An der Ecke zur Karolinenstraße stürzt eine 80 Jährige auf’s Kopfsteinpflaster. Zu viel Schlenkerla und das um halb elf morgens! Ich heb sie auf, frag ausgesprochen nett ob alles in Ordnung sei. Sie sieht mich verwirrt an, tritt mir gegen das Schienbein und läuft weiter. Wer sagt, dass nur Jugendliche schlechte Manieren haben irrt gewaltig!

oder hatte die Frau Alzheimer? Ich ziehe Menschen in seltsamen Geisteszuständen an. Rentner erzählen mir im Bus von ihren Prostataschmerzen, Im Zug fragt mich ein keinem Geschlecht klar zuortbares Wesen, wieviel Minuten es noch zum rauchen habe, und als ich Antworte fünf, darf ich mir zwanzig Minuten die Frage anhören, ob die Bahnhofsmission in Ingolstadt, oder die in Hamburg die bessere sei, wildfremde Kinder fangen entweder an zu heulen wenn sie mich sehen (v.a. kleine Mädchen in rosafarbenen Rüschenkleidchen) oder werfen sich, wenn ich auf einer öffentlichen Parkwiese lese auf mich (es hat gedauert bis Mamma endlich herkam,Kind war der festen Überzeugung is sei eine Art Riesenteddybär, Mamma fand’s witzig, und ich war mir nicht ganz sicher, ob das eine Art postfemministischer Flirttrick gewesen sein sollte…

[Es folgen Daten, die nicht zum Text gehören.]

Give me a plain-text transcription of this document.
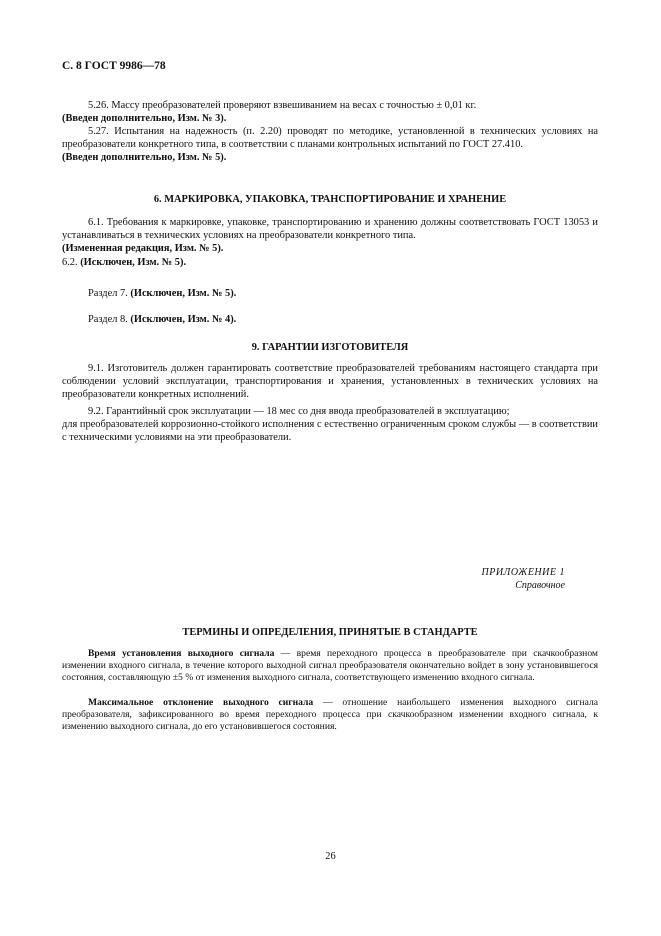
С. 8 ГОСТ 9986—78

5.26. Массу преобразователей проверяют взвешиванием на весах с точностью ± 0,01 кг.
(Введен дополнительно, Изм. № 3).

5.27. Испытания на надежность (п. 2.20) проводят по методике, установленной в технических условиях на преобразователи конкретного типа, в соответствии с планами контрольных испытаний по ГОСТ 27.410.
(Введен дополнительно, Изм. № 5).

6. МАРКИРОВКА, УПАКОВКА, ТРАНСПОРТИРОВАНИЕ И ХРАНЕНИЕ

6.1. Требования к маркировке, упаковке, транспортированию и хранению должны соответствовать ГОСТ 13053 и устанавливаться в технических условиях на преобразователи конкретного типа.
(Измененная редакция, Изм. № 5).
6.2. (Исключен, Изм. № 5).

Раздел 7. (Исключен, Изм. № 5).

Раздел 8. (Исключен, Изм. № 4).

9. ГАРАНТИИ ИЗГОТОВИТЕЛЯ

9.1. Изготовитель должен гарантировать соответствие преобразователей требованиям настоящего стандарта при соблюдении условий эксплуатации, транспортирования и хранения, установленных в технических условиях на преобразователи конкретных исполнений.

9.2. Гарантийный срок эксплуатации — 18 мес со дня ввода преобразователей в эксплуатацию;
для преобразователей коррозионно-стойкого исполнения с естественно ограниченным сроком службы — в соответствии с техническими условиями на эти преобразователи.

ПРИЛОЖЕНИЕ 1
Справочное
ТЕРМИНЫ И ОПРЕДЕЛЕНИЯ, ПРИНЯТЫЕ В СТАНДАРТЕ

Время установления выходного сигнала — время переходного процесса в преобразователе при скачкообразном изменении входного сигнала, в течение которого выходной сигнал преобразователя окончательно войдет в зону установившегося состояния, составляющую ±5 % от изменения выходного сигнала, соответствующего изменению входного сигнала.

Максимальное отклонение выходного сигнала — отношение наибольшего изменения выходного сигнала преобразователя, зафиксированного во время переходного процесса при скачкообразном изменении входного сигнала, к изменению выходного сигнала, до его установившегося состояния.

26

Ich stehe in der Durchfahrt des Alten Rathauses. Kann mich noch immer nicht entscheiden ob Plensas Gummibärchen mir gefallen, oder in ihrer psychotischen Haltung Angst machen. Von unten steigt Glühweindurft auf. Es ist soweit: Der Advent naht mit riesengroßen Pusteblumenschritten; und solange die Bamberger nicht wie die Neu-Ulmer auf die Idee kommenund die Fress- und Saufmeilen Ende Oktober bis Februar auszudehnen – Winterzauber wochendends bis Mitternacht und wochentags mit live-Musik vom Kindergarten Sankt ADHS sind mir sogar die Glühweinstände recht (und das obwohl sie das ohnehin diffizile Unternehmen des kollisionsfreien Hindurchschlängelns durch Menschenmassen nicht eben einfacher machen). Prosit auf’s Christkind!